Last night, you attempted to motor boat my vagina then proceeded to blow raspberries on it. Don't ever do that again.
the line runs infront of fredricks of hollywood. it's like gamestop is showing me how pathetic I am.
This is drunk me apologizing to sober me in advance.. I am sprry about you're trashed house. Mom an dad will be home by 5 so get up and clean. P.s. Mike is in the closet passed out.
after we had sex he went grocery shopping. at 6 am. i've never been more confused in my life
I'm just planning on experiencing Disney as adult style as it gets. Drinking bloody mary's at dawn and telling all the kids waiting in lines how badly their future sucks and that Santa isn't real.

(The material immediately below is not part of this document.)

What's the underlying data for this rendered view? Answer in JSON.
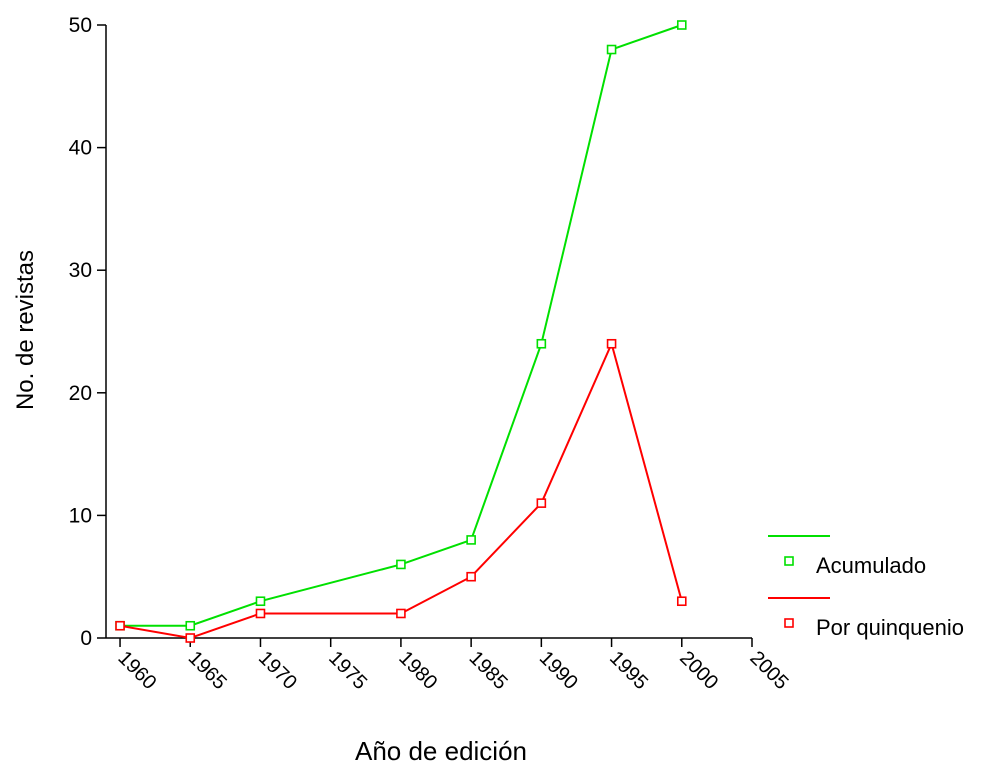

Someone want to explain the bottle of ranch I found in my pants
I accidentally sent him a snapchat of my boobs and now we're going on a date tomorrow... Could be worse.
Decided to make myself tequila gummy bears but got impatient and just drank the bowl of tequila.
He was awful. Hubby's was apparently epic. I suck at swinging.
My car has a permanent smell of sex to it now.
Well I've always wanted to get head while playing WoW...
K I'll do it, but mine is going to be WAY weirder. Your not allergic to shellfish, right?
You were so fucked you introduced me to a pile of Laundry
I wondered why I slept in the front room
I just read my D.A.R.E. essay from 5th grade. I'm having mixed feelings about my previous life choices right now.
Taking one of the loudest shits ever at work and I have to say...I'm having a better time than I thought I would
Oh! I forgot to tell you. Part of that weird ass dream last night. I was jamie lee curtis and I cut off all my hair because yogurt.